Without perturbation, estimation rates are as slow as O(1/ log^τ(n)).

Adding noise to the cosine router improves convergence to polynomial rates.

Simulation studies confirm the theoretical improvements in both synthetic and real data.

Abstract

The cosine router in Mixture of Experts (MoE) has recently emerged as an attractive alternative to the conventional linear router. Indeed, the cosine router demonstrates favorable performance in image and language tasks and exhibits better ability to mitigate the representation collapse issue, which often leads to parameter redundancy and limited representation potentials. Despite its empirical success, a comprehensive analysis of the cosine router in MoE has been lacking.

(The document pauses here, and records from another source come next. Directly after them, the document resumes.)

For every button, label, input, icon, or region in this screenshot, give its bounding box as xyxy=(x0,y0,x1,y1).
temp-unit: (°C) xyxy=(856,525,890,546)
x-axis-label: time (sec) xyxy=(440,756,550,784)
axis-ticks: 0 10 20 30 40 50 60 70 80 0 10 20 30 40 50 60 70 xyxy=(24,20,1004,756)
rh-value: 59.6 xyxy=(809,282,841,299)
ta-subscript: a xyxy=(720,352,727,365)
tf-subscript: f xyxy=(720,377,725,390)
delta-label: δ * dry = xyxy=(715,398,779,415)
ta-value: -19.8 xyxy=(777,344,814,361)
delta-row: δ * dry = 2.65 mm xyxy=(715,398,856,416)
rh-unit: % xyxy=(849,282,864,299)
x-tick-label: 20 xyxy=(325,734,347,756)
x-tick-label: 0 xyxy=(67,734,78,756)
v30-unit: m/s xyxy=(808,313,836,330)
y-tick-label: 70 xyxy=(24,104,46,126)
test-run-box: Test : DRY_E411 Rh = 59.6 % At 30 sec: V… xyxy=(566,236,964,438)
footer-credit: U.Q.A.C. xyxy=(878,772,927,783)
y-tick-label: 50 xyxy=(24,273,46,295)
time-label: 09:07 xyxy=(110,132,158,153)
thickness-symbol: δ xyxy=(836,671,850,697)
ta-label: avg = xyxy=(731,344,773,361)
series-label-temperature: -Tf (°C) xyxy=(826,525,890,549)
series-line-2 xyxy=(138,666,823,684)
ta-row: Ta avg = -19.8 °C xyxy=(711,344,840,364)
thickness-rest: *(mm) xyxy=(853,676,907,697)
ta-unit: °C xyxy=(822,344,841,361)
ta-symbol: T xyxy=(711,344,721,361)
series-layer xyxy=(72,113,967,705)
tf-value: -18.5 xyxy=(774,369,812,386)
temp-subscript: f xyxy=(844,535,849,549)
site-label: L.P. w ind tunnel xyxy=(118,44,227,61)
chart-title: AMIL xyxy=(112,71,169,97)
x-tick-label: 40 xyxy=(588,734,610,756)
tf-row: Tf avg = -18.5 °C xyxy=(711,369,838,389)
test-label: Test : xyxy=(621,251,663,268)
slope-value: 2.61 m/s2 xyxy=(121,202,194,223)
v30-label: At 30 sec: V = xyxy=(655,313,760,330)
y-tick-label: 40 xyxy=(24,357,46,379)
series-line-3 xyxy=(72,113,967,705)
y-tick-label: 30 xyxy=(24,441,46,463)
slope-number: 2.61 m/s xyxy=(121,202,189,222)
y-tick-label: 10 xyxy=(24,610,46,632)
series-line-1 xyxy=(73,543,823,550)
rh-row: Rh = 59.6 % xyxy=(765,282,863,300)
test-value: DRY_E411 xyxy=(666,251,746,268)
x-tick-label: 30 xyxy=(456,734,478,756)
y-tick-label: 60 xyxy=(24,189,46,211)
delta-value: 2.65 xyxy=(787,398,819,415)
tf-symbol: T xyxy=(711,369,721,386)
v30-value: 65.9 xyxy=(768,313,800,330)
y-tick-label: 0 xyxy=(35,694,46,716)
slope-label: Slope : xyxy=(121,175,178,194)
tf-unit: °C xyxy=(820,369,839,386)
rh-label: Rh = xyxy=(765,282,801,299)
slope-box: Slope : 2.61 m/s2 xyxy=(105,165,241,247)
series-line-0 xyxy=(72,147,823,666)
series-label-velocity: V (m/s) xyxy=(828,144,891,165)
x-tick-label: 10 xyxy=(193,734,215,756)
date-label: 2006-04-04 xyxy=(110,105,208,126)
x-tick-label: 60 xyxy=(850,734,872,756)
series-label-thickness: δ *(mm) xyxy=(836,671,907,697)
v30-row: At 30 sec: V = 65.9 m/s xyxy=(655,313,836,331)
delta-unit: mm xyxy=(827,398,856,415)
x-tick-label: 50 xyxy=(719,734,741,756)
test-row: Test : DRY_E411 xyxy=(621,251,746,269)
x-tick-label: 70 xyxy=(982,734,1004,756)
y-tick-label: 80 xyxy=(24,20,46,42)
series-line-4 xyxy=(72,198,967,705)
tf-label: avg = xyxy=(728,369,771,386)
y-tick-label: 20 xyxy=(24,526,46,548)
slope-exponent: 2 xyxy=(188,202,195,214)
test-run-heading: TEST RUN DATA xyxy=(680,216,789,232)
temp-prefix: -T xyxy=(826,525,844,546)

Considering the least square estimation of the cosine routing MoE, we demonstrate that due to the intrinsic interaction of the model parameters in the cosine router via some partial differential equations, regardless of the structures of the experts, the estimation rates of experts and model parameters can be as slow as $\mathcal{O}(1/\log^{\tau}(n))$ where $\tau > 0$ is some constant and $n$ is the sample size. Surprisingly, these pessimistic non-polynomial convergence rates can be circumvented by the widely used technique in practice to stabilize the cosine router -- simply adding noises to the $\ell^2$-norms in the cosine router, which we refer to as \textit{perturbed cosine router}. Under the strongly identifiable settings of the expert functions, we prove that the estimation rates for both the experts and model parameters under the perturbed cosine routing MoE are significantly improved to polynomial rates. Finally, we conduct extensive simulation studies in both synthetic and real data settings to empirically validate our theoretical results.